Now, SSH into the head node and check what containers are running (we use Docker, so Docker example below):
# Login with SSH
ssh root@node1
Last login: Fri Feb 7 16:41:52 2020 from xxx.xxx.xxx.xxx
# Find container running the cattle node agent
docker ps | grep k8s_agent_cattle-node-agent
ff6141bbe174 87468cfad9b5 "run.sh" About a minute ago Up About a minute k8s_agent_cattle-node-agent-vklg9_cattle-system_...
# Start a shell within this container
docker exec -it ff6141bbe174 /bin/sh
# Execute the join commands
sh-4.4# curl --insecure -sfL https://<rancher ip here>/v3/import/<unique token from rancher, see import command>.yaml | kubectl apply -f -
clusterrole.rbac.authorization.k8s.io/proxy-clusterrole-kubeapiserver unchanged
clusterrolebinding.rbac.authorization.k8s.io/proxy-role-binding-kubernetes-master unchanged
namespace/cattle-system unchanged
serviceaccount/cattle unchanged
clusterrolebinding.rbac.authorization.k8s.io/cattle-admin-binding unchanged
secret/cattle-credentials-4ba2560 created
clusterrole.rbac.authorization.k8s.io/cattle-admin unchanged
deployment.apps/cattle-cluster-agent configured
daemonset.apps/cattle-node-agent configured
Too late for OP, but hopefully someone can benefit from this.

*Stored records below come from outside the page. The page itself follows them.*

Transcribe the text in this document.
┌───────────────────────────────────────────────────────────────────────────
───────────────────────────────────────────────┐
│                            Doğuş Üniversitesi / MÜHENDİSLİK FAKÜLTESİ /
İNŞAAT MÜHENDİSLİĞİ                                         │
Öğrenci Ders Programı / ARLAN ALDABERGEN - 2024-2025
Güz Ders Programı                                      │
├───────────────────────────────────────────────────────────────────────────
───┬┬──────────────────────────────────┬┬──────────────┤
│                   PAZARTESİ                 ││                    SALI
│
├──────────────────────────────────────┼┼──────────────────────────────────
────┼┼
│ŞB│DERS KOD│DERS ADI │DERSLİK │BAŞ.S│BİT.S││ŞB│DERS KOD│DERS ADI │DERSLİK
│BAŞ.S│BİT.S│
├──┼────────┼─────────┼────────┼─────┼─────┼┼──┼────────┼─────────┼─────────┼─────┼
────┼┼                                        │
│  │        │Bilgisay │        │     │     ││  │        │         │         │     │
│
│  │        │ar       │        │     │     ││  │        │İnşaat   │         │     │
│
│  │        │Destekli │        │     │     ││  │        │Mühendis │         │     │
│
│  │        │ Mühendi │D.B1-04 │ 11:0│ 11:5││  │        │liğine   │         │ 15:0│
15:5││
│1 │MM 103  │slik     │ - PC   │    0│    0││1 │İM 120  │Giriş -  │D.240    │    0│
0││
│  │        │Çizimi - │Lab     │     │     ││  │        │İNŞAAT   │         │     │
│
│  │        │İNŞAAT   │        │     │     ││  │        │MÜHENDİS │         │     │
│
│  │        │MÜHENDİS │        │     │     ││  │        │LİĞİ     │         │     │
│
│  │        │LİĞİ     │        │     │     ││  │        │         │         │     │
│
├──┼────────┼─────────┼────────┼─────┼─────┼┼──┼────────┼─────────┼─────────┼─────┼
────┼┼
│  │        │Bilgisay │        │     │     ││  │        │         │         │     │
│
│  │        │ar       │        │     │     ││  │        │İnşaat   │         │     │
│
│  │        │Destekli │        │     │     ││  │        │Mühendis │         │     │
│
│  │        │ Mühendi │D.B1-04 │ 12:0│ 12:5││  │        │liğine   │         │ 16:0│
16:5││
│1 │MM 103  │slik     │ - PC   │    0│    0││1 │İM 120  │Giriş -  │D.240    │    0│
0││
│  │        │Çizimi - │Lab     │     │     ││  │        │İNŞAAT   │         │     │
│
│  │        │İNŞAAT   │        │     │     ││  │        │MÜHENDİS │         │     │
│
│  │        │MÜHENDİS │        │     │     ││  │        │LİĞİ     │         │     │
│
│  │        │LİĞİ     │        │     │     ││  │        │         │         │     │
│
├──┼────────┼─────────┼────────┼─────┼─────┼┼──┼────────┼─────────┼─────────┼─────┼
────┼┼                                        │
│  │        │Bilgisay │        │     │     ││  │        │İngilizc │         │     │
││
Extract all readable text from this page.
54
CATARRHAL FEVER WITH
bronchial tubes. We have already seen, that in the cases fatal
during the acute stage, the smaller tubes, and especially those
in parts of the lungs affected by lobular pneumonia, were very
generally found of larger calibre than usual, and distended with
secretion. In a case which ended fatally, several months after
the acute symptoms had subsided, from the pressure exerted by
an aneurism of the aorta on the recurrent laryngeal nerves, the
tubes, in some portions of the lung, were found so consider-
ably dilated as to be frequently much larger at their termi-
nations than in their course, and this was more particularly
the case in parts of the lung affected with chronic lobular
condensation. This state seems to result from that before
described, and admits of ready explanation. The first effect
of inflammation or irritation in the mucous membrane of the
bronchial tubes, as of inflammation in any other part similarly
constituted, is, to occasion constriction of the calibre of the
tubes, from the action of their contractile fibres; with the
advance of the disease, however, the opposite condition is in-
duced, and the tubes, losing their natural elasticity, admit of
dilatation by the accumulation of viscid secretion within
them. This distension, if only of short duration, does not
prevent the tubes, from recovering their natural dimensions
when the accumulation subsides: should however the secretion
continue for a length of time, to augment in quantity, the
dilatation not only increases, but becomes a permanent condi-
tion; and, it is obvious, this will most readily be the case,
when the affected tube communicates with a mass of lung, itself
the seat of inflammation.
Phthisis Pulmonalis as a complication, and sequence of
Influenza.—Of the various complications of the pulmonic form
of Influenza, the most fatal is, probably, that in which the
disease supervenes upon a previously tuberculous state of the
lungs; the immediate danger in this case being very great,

Hi Mlvnd, I got an orphan cluster now but when I tried docker exec -it ccccccccc /bin/sh, it complained “OCI runtime exec failed: exec failed: container_linux.go:367: starting container process caused: exec: “/bin/sh”: stat /bin/sh: no such file or directory: unknown”
for other containers I was able to /bin/sh, they either don’t have kubectl or don’t have the rights to execute it saying “The connection to the server localhost:8080 was refused - did you specify the right host or port?”
Thaks a lot !
This worked for, with a small difference :
I just copy/paste the command from my new rancher cluster and it worked as said
A few minutes later my cluster was appearing in my new rancher install
The warnings about “do not do this for clusters that have already been created by Rancher” blah is concerning. I’m not even sure you can upgrade Kubernetes version from imported cluster… (even though it was created and deployed by Rancher…), so I’ve no idea how you upgrade the Kubernetes version “deployed” via Rancher, that you can’t manage properly via Rancher when you IMPORT an existing cluster…
After importing, it seems to have not worked, anyways.